Exaggeration in experimental economics

In this document, leveraging data form Camerer et al. (2016), I examine potential exaggeration in experimental economics using replication results as hypothetical true effect sizes. The experimental literature seems to display less exaggeration on average that non-experimental ones but this figure hides substantial heterogeneity, exaggeration being large for some studies.

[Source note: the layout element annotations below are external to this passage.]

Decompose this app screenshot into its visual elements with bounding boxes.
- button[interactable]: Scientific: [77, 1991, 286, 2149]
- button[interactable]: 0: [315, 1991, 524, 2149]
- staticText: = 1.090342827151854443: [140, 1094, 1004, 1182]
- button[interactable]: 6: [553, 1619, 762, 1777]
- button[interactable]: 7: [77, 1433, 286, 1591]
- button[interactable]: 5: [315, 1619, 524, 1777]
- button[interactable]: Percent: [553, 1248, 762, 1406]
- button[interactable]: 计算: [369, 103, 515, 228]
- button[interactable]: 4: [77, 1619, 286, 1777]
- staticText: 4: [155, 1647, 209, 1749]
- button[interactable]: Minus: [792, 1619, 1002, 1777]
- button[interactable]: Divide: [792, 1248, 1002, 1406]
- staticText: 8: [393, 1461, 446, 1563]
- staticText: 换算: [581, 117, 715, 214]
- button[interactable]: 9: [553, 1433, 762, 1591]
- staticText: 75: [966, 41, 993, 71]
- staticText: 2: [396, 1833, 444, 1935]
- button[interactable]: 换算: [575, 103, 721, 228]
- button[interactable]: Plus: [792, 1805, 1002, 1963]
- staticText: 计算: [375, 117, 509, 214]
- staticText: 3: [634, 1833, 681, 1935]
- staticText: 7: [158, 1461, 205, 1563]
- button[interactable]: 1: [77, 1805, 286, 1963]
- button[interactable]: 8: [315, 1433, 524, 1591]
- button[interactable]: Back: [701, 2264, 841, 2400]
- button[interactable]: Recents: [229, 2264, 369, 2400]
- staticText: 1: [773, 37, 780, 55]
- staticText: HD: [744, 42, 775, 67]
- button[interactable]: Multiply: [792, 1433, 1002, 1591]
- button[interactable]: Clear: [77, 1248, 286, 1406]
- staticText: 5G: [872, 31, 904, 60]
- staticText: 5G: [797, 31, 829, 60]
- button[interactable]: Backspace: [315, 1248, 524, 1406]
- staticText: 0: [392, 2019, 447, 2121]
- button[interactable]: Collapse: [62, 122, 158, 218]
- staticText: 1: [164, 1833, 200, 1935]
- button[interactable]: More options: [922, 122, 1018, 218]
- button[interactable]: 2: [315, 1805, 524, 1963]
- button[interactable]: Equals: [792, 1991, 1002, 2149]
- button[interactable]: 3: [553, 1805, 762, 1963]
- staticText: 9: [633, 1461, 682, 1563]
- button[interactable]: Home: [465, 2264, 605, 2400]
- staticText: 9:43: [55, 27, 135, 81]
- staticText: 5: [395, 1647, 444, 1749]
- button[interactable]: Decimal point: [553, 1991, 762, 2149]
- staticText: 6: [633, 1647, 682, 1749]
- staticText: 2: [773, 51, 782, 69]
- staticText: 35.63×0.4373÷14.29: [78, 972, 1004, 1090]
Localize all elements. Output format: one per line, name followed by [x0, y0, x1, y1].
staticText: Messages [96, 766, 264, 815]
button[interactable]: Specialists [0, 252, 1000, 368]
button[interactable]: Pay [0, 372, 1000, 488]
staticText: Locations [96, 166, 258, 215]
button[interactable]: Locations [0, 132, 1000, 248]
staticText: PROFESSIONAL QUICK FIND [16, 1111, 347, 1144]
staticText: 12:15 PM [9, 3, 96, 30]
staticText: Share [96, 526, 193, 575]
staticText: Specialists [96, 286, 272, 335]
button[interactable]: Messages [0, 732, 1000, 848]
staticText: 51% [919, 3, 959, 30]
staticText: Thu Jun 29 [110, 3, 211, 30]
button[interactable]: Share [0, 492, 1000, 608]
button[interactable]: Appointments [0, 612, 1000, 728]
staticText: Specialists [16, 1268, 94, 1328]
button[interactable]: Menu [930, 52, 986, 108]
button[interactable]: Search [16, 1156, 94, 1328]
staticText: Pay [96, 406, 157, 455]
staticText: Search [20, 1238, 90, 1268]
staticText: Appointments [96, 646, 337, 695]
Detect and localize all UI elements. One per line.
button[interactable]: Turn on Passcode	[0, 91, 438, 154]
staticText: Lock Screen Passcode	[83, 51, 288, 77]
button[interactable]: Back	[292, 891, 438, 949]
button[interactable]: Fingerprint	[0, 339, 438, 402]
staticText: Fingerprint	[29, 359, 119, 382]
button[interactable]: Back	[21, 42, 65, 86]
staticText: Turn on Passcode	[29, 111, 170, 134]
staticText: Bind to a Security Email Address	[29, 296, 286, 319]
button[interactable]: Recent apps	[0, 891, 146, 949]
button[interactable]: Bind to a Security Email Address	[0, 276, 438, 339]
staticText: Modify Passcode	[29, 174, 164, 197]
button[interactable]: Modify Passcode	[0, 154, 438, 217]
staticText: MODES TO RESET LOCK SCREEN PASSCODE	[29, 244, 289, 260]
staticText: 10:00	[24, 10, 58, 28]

Show the packages used in this document

Setting and data

Camerer et al. (2016) replicate 18 experimental economics studies published in the American Economic Review and the Quarterly Journal of Economics between 2011 and 2014. They find that original studies on average overestimate the replicated effect by a factor of 1.5 and only 61% of the replication find a significant effect in the same direction as the original study.

In this document, I report and replicate their results and further explore exaggeration in the original studies. This data allows to have a convincing estimate of the true effect (the replicated point estimate) and to evaluate the ability of the original design to accurately capture this estimate.

I retrieve the data from the project website. I just ran their Stata script create_studydetails.do to generate their data set. Since the standard errors of the estimates are not reported in this data set, I recompute them based on a normal distribution.

Show code
data_camerer_raw <- read_dta("Inputs/studydetails.dta") 

data_camerer <- data_camerer_raw |>  
  mutate(
    se_orig = (eorigu95 - eorig)/qnorm(0.975),
    se_rep = (erepu95 - erep)/qnorm(0.975),
  ) |> 
  select(
    study, 
    p_value_orig = porig, 
    p_value_rep = prep, 
    se_orig, 
    se_rep, 
    estimate_orig = eorig, 
    estimate_rep = erep
  ) |> 
  mutate(
    ratio = abs(estimate_orig/estimate_rep),
    same_sign_signif = 
      (sign(estimate_orig) == sign(estimate_rep)
             & p_value_rep < 0.05)
  )

Replicability and Ratio Origingal/Replicated Estimate

I first reproduce the results in Camerer et al. (2016), evaluating the proportion of studies that find results in the same direction as the original study. I also compute the median ratio of the original over the replicated estimate.

Show code
data_camerer |> 
  mutate(same_sign_and_signif = ifelse(same_sign_signif, "Yes", "No")) |> 
  group_by(same_sign_and_signif) %>%
  summarise(
    number = n(),
    proportion = n()/nrow(.),
    `median_ratio_orig/rep` = median(ratio),
    `3rd_quartile_ratio_orig/rep` = quantile(ratio, 0.75)
  ) |>
  rename_with(\(x) str_to_title(str_replace_all(x, "_", " "))) |>
  kable(digits = 2) 
Same Sign And Signif Number Proportion Median Ratio Orig/Rep 3rd Quartile Ratio Orig/Rep
No 7 0.39 2.36 5.76
Yes 11 0.61 1.09 1.38

The ratios of the original over the replicated estimate do not seem to be too large for studies that replicate but are more concerning for those that do not replicate:

Show code
data_camerer |> 
  # filter(same_sign_and_signif) |> 
  arrange(desc(ratio)) |>  
  mutate(
    same_sign = ifelse(sign(estimate_orig) == sign(estimate_rep), "✓", " "),
    signif_rep = ifelse(p_value_rep < 0.05, "✓", " "),
    signif_orig = ifelse(p_value_orig < 0.05, "✓", " ")
  ) |> 
  select(
    study_id = study, 
    `ratio_orig/rep` = ratio, 
    same_sign, 
    signif_rep,
    signif_orig
  ) |>
  rename_with(\(x) str_to_title(str_replace_all(x, "_", " "))) |>
  kable(digits = 2, align = "c") 
Study Id Ratio Orig/Rep Same Sign Signif Rep Signif Orig
13 40.21
7 6.57
5 4.95
17 2.36
1 2.31
12 2.26
18 1.73
10 1.47
9 1.46
14 1.41
2 1.35
15 1.25
3 1.09
16 1.06
4 1.06
8 0.99
11 0.93
6 0.44

Power Calculations

Power and Exaggeration

I then compute the statistical power and exaggeration of the initial analysis. To do so, I assume that the true effect is equal to the effect found in the replication and compute the corresponding statistical power and exaggeration of the original study using the retrodesign package.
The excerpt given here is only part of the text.